Armor’s contractual shortcomings allegedly include failing to treat patients in a timely matter, provide adequate psychiatric care, provide emergency medical care, perform needed diagnostic tests, dispense medications timely, conduct self-audits or implement quality assurance procedures.
The lawsuit also alleges that at least 12 people have died at Nassau County Jail because of Armor’s substandard care.
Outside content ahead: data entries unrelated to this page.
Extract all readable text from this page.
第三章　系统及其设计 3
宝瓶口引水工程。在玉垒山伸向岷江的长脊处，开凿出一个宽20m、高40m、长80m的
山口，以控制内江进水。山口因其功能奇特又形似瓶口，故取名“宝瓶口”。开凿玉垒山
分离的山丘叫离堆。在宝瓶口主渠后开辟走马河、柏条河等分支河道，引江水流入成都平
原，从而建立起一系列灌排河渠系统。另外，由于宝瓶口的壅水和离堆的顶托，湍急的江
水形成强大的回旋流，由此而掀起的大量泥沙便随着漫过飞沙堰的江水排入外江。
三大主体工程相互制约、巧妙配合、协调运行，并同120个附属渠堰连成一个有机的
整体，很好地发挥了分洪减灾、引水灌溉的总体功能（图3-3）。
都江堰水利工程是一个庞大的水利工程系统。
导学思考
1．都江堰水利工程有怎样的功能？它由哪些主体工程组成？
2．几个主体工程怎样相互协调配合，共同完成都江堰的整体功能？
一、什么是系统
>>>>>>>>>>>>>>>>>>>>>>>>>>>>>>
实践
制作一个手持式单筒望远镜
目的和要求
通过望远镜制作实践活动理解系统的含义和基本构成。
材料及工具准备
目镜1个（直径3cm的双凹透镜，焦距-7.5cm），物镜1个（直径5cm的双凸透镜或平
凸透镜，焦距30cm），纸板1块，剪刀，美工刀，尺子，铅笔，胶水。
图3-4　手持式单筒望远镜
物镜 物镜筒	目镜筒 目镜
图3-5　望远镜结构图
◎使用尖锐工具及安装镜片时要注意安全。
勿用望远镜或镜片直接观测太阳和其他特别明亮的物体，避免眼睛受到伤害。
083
The New York False Claims Act provides a way for the state to recoup its costs spent on worthless services. If Armor is found to have failed to provide the quality of services it promised and submitted claims for payment anyway, it could be liable for a fines of up to three times both the actual harm to the state and consequential damages, as well as a fine of between $6,000 and $12,000 for each violation of the Act.
As the complaint states, “providing appropriate medical treatment is particularly important in the prison population due to the high incidence of disease.” Approximately 40 percent of state and federal prisoners and individuals in jails across the country have chronic medical conditions, and over 14 percent currently have infectious diseases, including tuberculosis, Hepatitis B or C, and HIV/AIDS.
Aside from the missed opportunity to treat those who might otherwise never have a chance to see a doctor, failing to provide these services also hurts the economic interests of the state because the state is paying millions of dollars per year for services that it is not receiving.
If more states were to adopt a law similar to New York’s False Claims Act and the federal False Claims Act – they, too, would be able to recover funds from any contractor that fails to provide promised services while better protecting those who depend on those services.